Наконец, в V томе собрания Беренса на первом месте тоже Феб–Солнце: у Намациана (I 57, 483; II 28), у Авиана (4, 11), у Драконтия (VIII 369, 467; X 4), у Прискиана (II 45, 1012; LIX 9, 42; LXXXIX). Отдельные упоминания встречаем: L 70, LIV 6, 11 (Аполлон и Музы), LIII 26 (Аполлон и Дафна), LXXXIV (Аполлон и Пан). У Драконтия Аполлон — Фимбрейский (VIII 184), пастух (206), почитается Приамом (211), (IX 100) не враждебен грекам. У Прискиана он (I 142) Дельфийский, пророк; у Авиана (22, 2) дает двусмысленные ответы и (17), будучи мудрым, смеется над жребием людей.

Таким образом, второстепенные римские поэты, собранные в пятитомнике Беренса, не вносят ничего нового в мифологию Аполлона, трактуя этого последнего весьма однообразно — как Солнце, как покровителя искусства или пастухов, если не считать двух–трех более выразительных текстов.

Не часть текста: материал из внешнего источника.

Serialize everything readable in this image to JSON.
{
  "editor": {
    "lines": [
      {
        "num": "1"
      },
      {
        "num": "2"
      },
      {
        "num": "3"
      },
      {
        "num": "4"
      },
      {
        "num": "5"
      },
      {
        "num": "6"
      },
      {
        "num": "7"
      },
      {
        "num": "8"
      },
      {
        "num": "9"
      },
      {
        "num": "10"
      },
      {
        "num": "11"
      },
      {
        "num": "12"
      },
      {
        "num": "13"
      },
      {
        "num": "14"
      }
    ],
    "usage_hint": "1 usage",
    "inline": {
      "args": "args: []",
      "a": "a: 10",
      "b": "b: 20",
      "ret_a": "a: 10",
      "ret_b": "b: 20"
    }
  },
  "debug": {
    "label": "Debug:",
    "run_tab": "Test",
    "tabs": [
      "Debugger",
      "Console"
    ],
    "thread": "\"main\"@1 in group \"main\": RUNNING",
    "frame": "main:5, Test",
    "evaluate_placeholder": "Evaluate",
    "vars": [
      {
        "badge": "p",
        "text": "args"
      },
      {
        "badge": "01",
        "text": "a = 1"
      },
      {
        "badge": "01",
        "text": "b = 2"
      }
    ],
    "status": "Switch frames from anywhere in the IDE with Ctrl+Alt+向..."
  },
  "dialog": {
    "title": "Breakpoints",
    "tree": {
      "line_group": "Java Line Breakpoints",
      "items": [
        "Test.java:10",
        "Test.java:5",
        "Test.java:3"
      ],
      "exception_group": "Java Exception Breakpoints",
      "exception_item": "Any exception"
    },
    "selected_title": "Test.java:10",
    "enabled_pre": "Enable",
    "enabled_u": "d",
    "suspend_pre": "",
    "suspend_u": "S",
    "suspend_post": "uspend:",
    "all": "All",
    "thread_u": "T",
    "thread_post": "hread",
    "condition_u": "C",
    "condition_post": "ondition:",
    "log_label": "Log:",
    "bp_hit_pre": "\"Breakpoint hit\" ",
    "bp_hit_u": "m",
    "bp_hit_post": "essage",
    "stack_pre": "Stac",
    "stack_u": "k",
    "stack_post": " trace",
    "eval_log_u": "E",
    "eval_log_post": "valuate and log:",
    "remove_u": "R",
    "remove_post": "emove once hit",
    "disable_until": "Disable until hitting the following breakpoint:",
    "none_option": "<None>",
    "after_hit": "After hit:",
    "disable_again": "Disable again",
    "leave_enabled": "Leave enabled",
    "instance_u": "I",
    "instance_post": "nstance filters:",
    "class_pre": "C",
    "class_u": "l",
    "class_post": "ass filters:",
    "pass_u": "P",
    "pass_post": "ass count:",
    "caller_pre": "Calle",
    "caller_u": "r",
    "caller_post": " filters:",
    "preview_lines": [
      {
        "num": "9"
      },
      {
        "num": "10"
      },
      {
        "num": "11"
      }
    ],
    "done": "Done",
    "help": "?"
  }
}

Везде здесь, да и вообще для всей поздней античности солнечная природа Аполлона является почти каким–то догматом. Из рассмотренных нами римских поэтов один анонимный текст об Аполлоне–Солнце в полном смысле слова можно рассматривать как резюмирующий в отношении бесконечно разнообразных мотивов, разбросанных всюду в позднеримской литературе и выражающих каждый раз какую–нибудь одну более или менее важную его черту. Приведем уже упомянутое стихотворение 543 из IV тома Беренса в прозаическом переводе А. А. Тахо–Годи:

«Когда могущественная природа разделяла вселенную и землю, само солнце дало начало дню. Оно рассеяло на небе недвижные облака и по розовому миру распространило свой лик. Еще прекраснее заблистали созвездия в своем вечном движении, ибо день без Солнца есть хаос [темное пространство]. Отсюда мы начали узнавать свет и чувствовать шафранную теплоту неба; отсюда одушевленные семена природы создают людей; потом создался весь род животных, крылатых, наземных и плавающих, что небо, что земля держит, что несет на себе вода. Потом разлилась теплота, держащая весь мир, расстилая сладостные дары струящейся, как мед, жизни.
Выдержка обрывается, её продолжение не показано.